Ilustrasi: Skrol media sosial.

Pandangan Para Mufassir

Para mufassir besar memberikan gambaran yang lebih rinci tentang batas ucapan yang dimaksud dalam ayat ini. Al-Ṭabarī mengutip pendapat Ibn Abbas bahwa Allah tidak menyukai doa buruk terhadap seseorang, kecuali bila doa itu keluar dari orang yang benar-benar dizalimi. (Al-Ṭabarī, 2000: 344) Izin tersebut dipahami sebagai bentuk rukhṣah (keringanan), bukan celah untuk melepaskan kemarahan tanpa kendali atau menjadikan doa sebagai sarana balas dendam.

Ibnu Katsīr menguatkan arah makna ini melalui riwayat tentang Aisyah yang pernah melaknat pencuri barang miliknya. Nabi Saw menegur dengan mengatakan:

لَا تُسَبِّخِي عَنْهُ

“Janganlah engkau membuatnya ringan” (dengan mencabut pahala atau mengurangi balasan dosanya).” (Ibnu Katsīr, 1998: 392)
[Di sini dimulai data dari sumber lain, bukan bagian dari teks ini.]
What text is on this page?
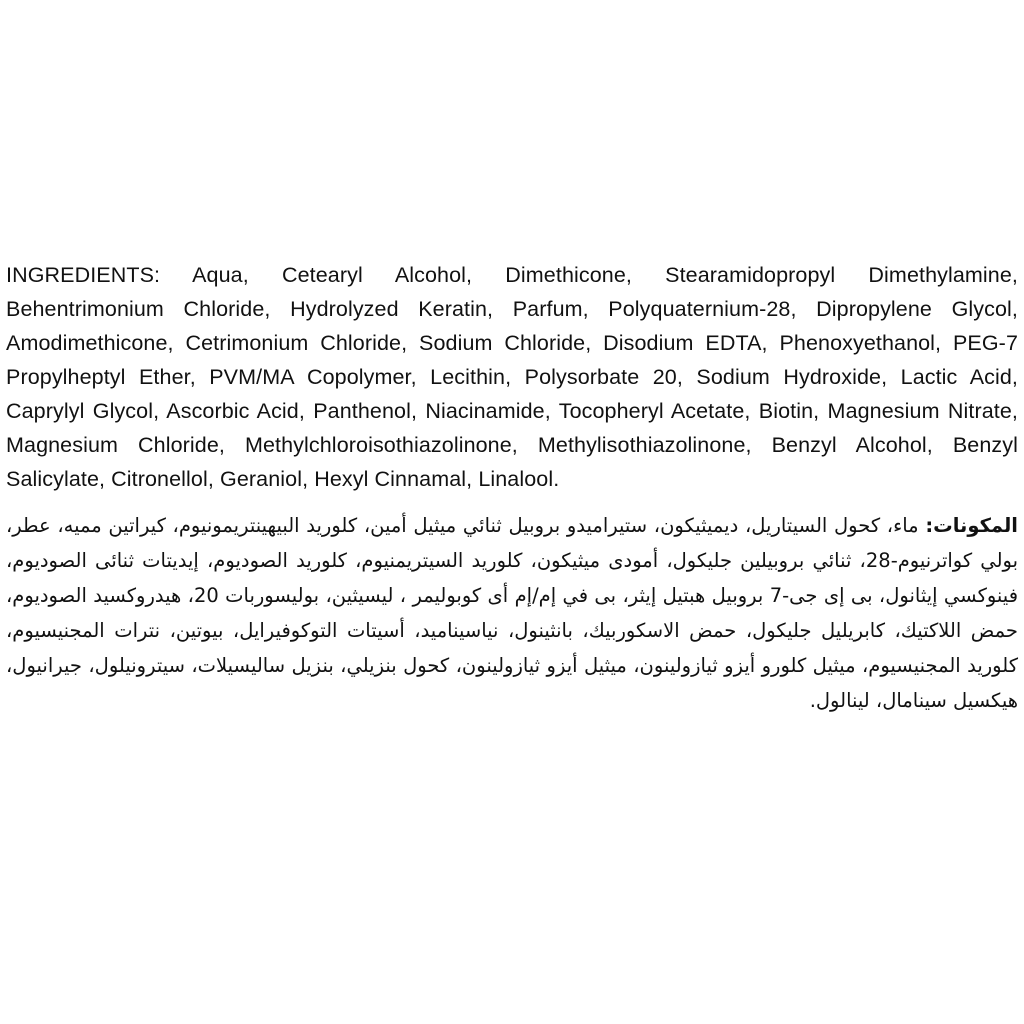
INGREDIENTS: Aqua, Cetearyl Alcohol, Dimethicone, Stearamidopropyl Dimethylamine, Behentrimonium Chloride, Hydrolyzed Keratin, Parfum, Polyquaternium-28, Dipropylene Glycol, Amodimethicone, Cetrimonium Chloride, Sodium Chloride, Disodium EDTA, Phenoxyethanol, PEG-7 Propylheptyl Ether, PVM/MA Copolymer, Lecithin, Polysorbate 20, Sodium Hydroxide, Lactic Acid, Caprylyl Glycol, Ascorbic Acid, Panthenol, Niacinamide, Tocopheryl Acetate, Biotin, Magnesium Nitrate, Magnesium Chloride, Methylchloroisothiazolinone, Methylisothiazolinone, Benzyl Alcohol, Benzyl Salicylate, Citronellol, Geraniol, Hexyl Cinnamal, Linalool.

المكونات: ماء، كحول السيتاريل، ديميثيكون، ستيراميدو بروبيل ثنائي ميثيل أمين، كلوريد البيهينتريمونيوم، كيراتين مميه، عطر، بولي كواترنيوم-28، ثنائي بروبيلين جليكول، أمودى ميثيكون، كلوريد السيتريمنيوم، كلوريد الصوديوم، إيديتات ثنائى الصوديوم، فينوكسي إيثانول، بى إى جى-7 بروبيل هبتيل إيثر، بى في إم/إم أى كوبوليمر ، ليسيثين، بوليسوربات 20، هيدروكسيد الصوديوم، حمض اللاكتيك، كابريليل جليكول، حمض الاسكوربيك، بانثينول، نياسيناميد، أسيتات التوكوفيرايل، بيوتين، نترات المجنيسيوم، كلوريد المجنيسيوم، ميثيل كلورو أيزو ثيازولينون، ميثيل أيزو ثيازولينون، كحول بنزيلي، بنزيل ساليسيلات، سيترونيلول، جيرانيول، هيكسيل سينامال، لينالول.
Dari hadits diatas dapat kita pahami bahwa doa buruk tidak boleh membuat seseorang mendapatkan hukuman yang lebih ringan atau justru menimbulkan ketidakadilan baru. Dari sini terlihat bahwa sekalipun korban diberi ruang untuk bersuara, ucapannya tetap harus tunduk pada prinsip keadilan, bukan semata-mata dorongan emosi pribadi.

Al-Qurṭubī memberikan penjelasan fikih yang cukup rinci mengenai ayat ini. Baginya, pengecualian “kecuali orang yang dizalimi” membuka ruang bagi korban untuk mengungkap ucapan yang pada asalnya tercela, tetapi hanya dalam batas keadilan. Bentuk ucapan yang dibolehkan mencakup mengadukan kezaliman, mendoakan keburukan kepada pelaku menurut sebagian ulama, atau membalas ucapan dengan kadar yang setimpal sebagaimana disebutkan oleh Ibnu ‘Abbās, As-Suddī, dan para mufassir lainnya. (Al-Qurṭubī, 1964: 1)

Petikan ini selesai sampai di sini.